Urol Int. 2021;105(7-8):574-580. doi: 10.1159/000513188. Epub 2021 Feb 15.
The objective of this study was to predict computed tomography (CT)-controlled treatment success after minimally invasive percutaneous nephrolithotomy (Mini-PCNL).
We relied on retrospective single institutional data from 92 kidney stone patients treated with Mini-PCNL. Residual stones after treatment were evaluated by post-Mini-PCNL CT scans. Stone-free status was defined as clinically insignificant residual stones ≤3 mm after surgery. Multivariable logistic regression analyses predicted stone-free status after Mini-PCNL.

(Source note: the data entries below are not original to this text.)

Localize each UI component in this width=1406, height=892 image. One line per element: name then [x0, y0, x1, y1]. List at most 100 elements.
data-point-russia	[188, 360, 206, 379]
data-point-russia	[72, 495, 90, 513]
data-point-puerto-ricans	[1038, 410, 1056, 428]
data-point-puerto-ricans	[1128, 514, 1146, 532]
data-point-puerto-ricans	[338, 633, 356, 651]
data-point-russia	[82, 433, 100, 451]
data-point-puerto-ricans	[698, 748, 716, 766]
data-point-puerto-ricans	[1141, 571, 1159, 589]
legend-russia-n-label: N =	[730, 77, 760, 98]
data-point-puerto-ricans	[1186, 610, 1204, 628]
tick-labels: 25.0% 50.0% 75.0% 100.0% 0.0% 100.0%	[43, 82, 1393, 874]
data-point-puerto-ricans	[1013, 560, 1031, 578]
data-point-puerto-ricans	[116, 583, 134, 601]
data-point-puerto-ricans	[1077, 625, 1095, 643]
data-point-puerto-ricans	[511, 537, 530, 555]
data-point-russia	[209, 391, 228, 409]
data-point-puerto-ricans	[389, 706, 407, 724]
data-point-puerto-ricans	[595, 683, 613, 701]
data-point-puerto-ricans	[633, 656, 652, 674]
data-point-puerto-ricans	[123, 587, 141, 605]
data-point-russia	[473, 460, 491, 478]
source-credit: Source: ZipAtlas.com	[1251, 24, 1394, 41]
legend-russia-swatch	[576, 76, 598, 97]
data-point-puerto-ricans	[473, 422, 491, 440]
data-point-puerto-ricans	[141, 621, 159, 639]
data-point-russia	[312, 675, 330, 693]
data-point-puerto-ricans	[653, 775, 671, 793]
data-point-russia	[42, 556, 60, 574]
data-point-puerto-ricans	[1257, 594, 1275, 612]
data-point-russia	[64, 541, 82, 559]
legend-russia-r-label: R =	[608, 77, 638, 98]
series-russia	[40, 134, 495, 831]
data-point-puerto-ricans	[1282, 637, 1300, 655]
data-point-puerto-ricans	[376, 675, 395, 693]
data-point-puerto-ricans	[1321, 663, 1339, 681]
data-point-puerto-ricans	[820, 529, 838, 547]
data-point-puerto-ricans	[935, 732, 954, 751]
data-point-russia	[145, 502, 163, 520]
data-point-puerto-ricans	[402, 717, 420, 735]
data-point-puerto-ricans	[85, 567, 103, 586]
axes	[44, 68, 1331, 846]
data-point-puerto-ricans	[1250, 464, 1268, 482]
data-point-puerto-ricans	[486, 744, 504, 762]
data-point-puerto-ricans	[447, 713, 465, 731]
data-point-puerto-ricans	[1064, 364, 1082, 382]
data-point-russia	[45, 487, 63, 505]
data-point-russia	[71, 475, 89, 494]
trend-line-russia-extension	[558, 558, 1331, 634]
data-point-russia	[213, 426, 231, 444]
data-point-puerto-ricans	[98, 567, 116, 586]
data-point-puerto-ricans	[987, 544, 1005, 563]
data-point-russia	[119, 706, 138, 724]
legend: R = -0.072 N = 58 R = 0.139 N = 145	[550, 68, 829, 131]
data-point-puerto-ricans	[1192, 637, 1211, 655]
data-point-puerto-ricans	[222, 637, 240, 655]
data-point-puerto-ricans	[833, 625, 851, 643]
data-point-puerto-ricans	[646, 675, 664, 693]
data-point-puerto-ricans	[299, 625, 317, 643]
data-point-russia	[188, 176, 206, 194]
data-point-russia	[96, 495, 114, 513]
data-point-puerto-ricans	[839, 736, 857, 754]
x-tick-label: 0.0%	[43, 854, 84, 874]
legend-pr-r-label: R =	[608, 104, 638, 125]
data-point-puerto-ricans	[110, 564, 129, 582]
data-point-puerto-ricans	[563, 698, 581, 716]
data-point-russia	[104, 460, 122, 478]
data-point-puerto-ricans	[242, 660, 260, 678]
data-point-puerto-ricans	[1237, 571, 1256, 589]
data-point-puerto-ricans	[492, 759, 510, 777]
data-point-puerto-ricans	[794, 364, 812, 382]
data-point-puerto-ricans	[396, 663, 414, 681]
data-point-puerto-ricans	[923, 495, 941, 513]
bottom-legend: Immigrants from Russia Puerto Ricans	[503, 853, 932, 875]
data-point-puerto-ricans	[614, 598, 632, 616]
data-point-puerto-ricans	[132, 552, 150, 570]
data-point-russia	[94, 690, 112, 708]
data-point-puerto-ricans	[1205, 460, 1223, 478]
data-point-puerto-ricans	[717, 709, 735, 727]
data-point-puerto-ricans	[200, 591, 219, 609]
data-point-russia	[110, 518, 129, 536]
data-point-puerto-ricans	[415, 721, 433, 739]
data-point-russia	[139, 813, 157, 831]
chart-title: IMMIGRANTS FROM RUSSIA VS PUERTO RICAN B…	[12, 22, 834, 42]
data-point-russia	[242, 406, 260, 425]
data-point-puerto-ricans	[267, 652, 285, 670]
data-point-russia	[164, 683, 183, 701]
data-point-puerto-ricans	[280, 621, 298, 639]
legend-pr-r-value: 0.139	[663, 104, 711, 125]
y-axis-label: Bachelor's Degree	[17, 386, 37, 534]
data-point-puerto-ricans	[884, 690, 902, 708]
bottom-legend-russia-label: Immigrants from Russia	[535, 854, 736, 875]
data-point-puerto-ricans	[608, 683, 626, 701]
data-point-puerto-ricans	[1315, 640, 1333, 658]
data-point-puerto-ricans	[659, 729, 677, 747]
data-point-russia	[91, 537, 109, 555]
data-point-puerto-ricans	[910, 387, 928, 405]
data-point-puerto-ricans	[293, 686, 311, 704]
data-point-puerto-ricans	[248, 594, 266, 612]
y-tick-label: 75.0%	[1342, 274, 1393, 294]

Overall, 53 (57.6%) patients achieved stone-free status after Mini-PCNL treatment. In multivariable logistic regression analyses, stone localization was the strongest predictor for stone-free status after Mini-PCNL. Specifically, patients with exclusively pelvic stones were 7.1-fold more likely to achieve stone-free status than those patients with stones at multiple localizations (OR: 7.1; p = 0.005). Additionally, stone size represented a barrier for stone-free status (OR: 0.9; p = 0.03).
Stone localization revealed the highest impact on treatment success after Mini-PCNL. Especially, those patients with exclusively pelvic stones were most likely to achieve stone-free status. Conversely, patients with multiple stone localizations were less likely to achieve stone-free status and need to be informed about higher risk of additional interventions after initial Mini-PCNL.
本研究旨在预测微创经皮肾镜取石术(Mini-PCNL)后 CT 控制治疗的成功率。
我们依赖于 92 例接受 Mini-PCNL 治疗的肾结石患者的回顾性单机构数据。治疗后的残余结石通过术后 Mini-PCNL CT 扫描进行评估。结石清除状态定义为术后临床无意义的残余结石≤3mm。多变量逻辑回归分析预测 Mini-PCNL 后的结石清除状态。
总体而言,53 例(57.6%)患者在 Mini-PCNL 治疗后达到结石清除状态。在多变量逻辑回归分析中,结石定位是 Mini-PCNL 后结石清除状态的最强预测因素。具体来说,仅存在骨盆结石的患者比存在多个部位结石的患者更有可能达到结石清除状态(OR:7.1;p=0.005)。此外,结石大小也是结石清除状态的一个障碍(OR:0.9;p=0.03)。
结石定位对 Mini-PCNL 后治疗成功率的影响最大。特别是,那些仅存在骨盆结石的患者最有可能达到结石清除状态。相反,存在多个结石部位的患者达到结石清除状态的可能性较小,需要告知他们在初次 Mini-PCNL 后发生额外干预的风险更高。